I thought it would be no more than a lame joke, but what I found was a movement to turn possibly the most natural, participatory, fun and democratic activity into a non-commercial, pro-peace happening. As the organizers of the International Air Guitar Championships (which this movie chronicles) point out, Air Guitar is pure (and can't be commercialized) because it is invisible. And yet, although it is invisible, it is also pointed out that you can't fight a war--you can't hold a gun--if you have an air guitar in your hands.

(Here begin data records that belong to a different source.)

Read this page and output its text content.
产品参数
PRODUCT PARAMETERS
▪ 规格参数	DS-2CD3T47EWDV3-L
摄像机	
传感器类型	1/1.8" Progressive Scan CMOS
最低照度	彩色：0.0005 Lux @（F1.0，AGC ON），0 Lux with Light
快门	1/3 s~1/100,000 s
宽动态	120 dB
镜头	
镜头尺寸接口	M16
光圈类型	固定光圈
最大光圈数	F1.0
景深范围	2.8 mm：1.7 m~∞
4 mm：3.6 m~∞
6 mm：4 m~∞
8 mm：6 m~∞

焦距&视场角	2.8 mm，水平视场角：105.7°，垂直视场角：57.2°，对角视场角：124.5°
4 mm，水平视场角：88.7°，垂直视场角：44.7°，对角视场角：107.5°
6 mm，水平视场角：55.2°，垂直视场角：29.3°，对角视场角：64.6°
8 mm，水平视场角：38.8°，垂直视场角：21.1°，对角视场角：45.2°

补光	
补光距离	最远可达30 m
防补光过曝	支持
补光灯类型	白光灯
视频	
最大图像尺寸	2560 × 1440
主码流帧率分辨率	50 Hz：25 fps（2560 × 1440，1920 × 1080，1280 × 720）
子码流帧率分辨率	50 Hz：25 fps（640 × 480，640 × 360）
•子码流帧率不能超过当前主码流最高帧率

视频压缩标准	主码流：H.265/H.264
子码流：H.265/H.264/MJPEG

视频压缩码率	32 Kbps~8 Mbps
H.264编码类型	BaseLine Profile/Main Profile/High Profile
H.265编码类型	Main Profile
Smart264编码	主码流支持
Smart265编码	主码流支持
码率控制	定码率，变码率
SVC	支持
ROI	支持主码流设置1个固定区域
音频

Of course, air guitar isn't the only possible expression of this desire for progressive communal celebration. This week in Slate, Joshua Glenn writes about the potential uses of spectacle for progressives:
In a new book, Dream, NYU media professor and political activist Stephen Duncombe laments that progressives have become … well, tedious. The people who built the New Deal and led the civil rights struggle are now engaging in old-fashioned, top-down political practices. These days, whether you attend a rally, sign a petition, or forward a MoveOn e-mail, it can be a disempowering experience. Duncombe is not contemptuous of the traditional anti-war demonstrations against Iraq, but, he argues, obscured within these and other well-intended political actions is "a philosophy of passive political spectatorship: they organize, we come; they talk, we listen."Speaking of Critical Mass, the next Santa Monica Critical Mass bike ride is this Friday, April 6, starting at 6:30PM at the pier.

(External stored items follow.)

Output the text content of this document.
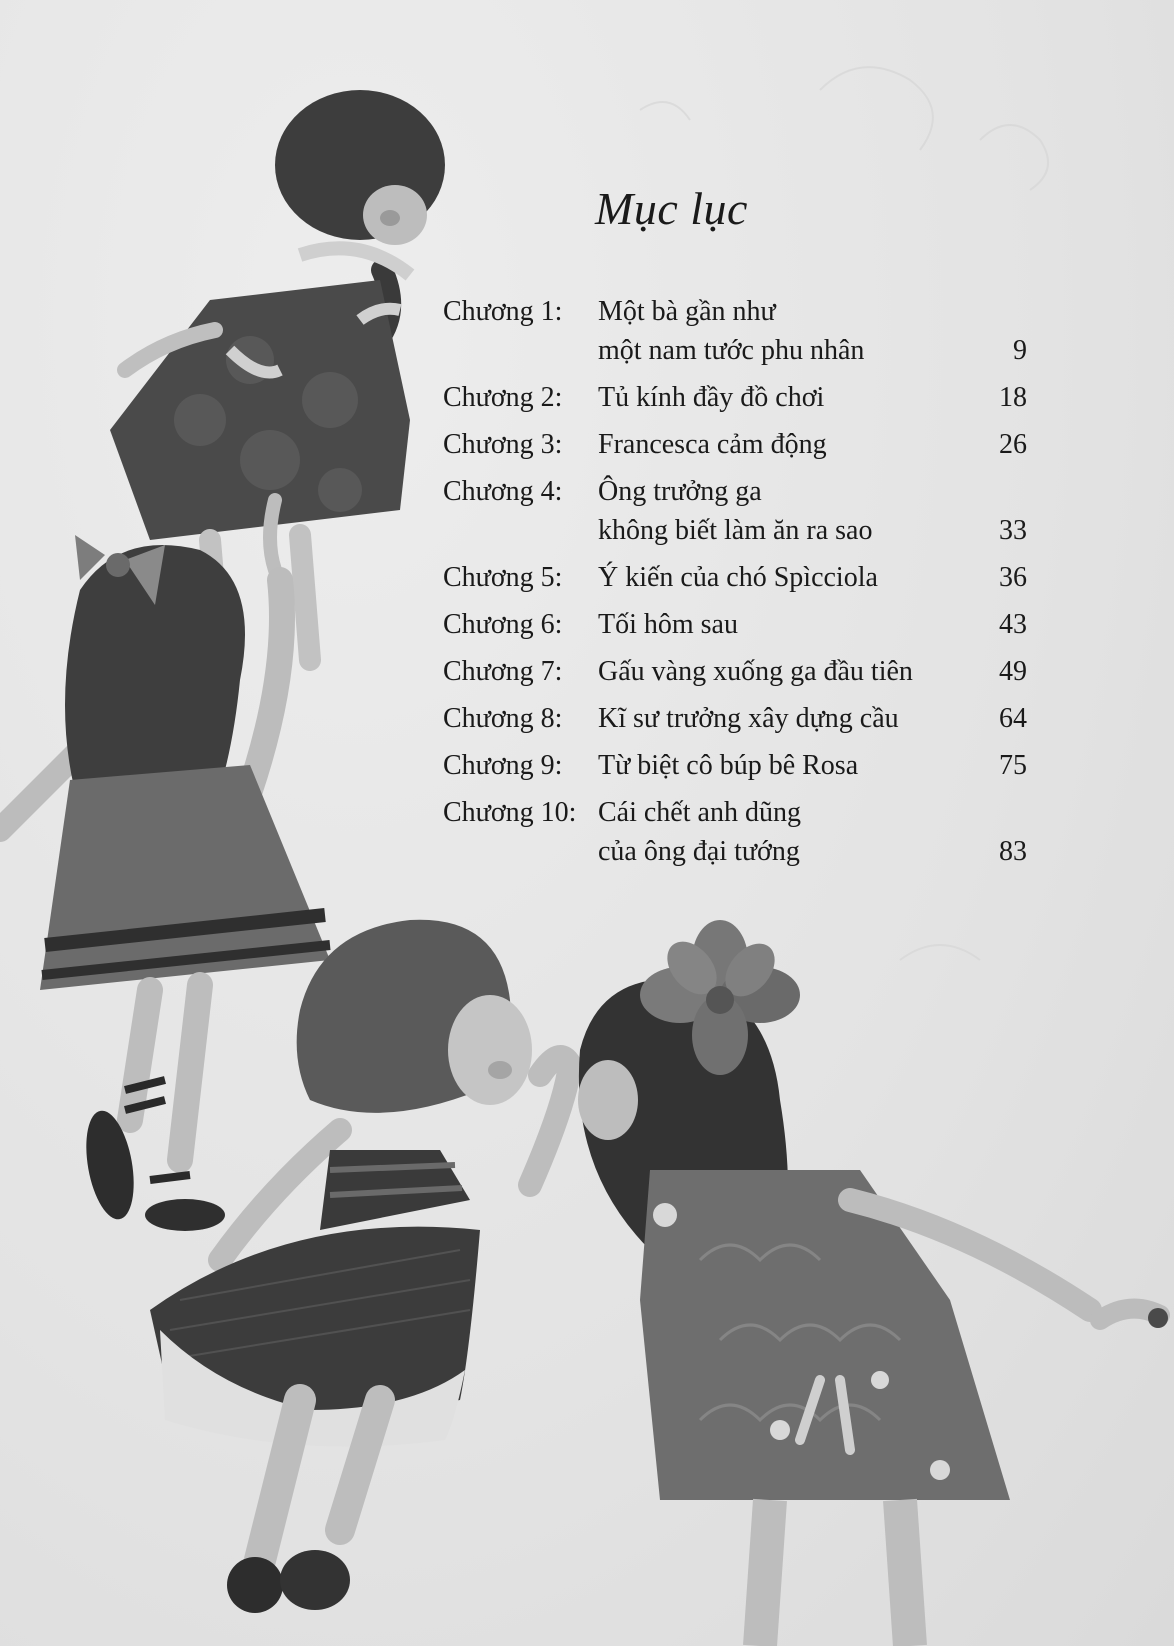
Mục lục
Chương 1:	Một bà gần như
một nam tước phu nhân	9
Chương 2:	Tủ kính đầy đồ chơi	18
Chương 3:	Francesca cảm động	26
Chương 4:	Ông trưởng ga
không biết làm ăn ra sao	33
Chương 5:	Ý kiến của chó Spìcciola	36
Chương 6:	Tối hôm sau	43
Chương 7:	Gấu vàng xuống ga đầu tiên	49
Chương 8:	Kĩ sư trưởng xây dựng cầu	64
Chương 9:	Từ biệt cô búp bê Rosa	75
Chương 10: Cái chết anh dũng
của ông đại tướng	83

...If progressives ever want to set the national agenda, Duncombe insists, they must embrace what he calls dreampolitik, a politics that "embraces the dreams of people and fashions spectacles which give these fantasies form." With the exception of street activists at the far fringes—he praises Billionaires for Bush, Critical Mass, and Reverend Billy and the Church of Stop Shopping—progressives remain convinced that "their sense of superior seriousness will win debates, convince the public, and lead them back into the halls of power."
1 Comments:
Duncombe negelected to mention CodePink in his book, which I'm reading.
CodePink is fun, creative, lively, and it attracts a lot more women than any other anti-war groups.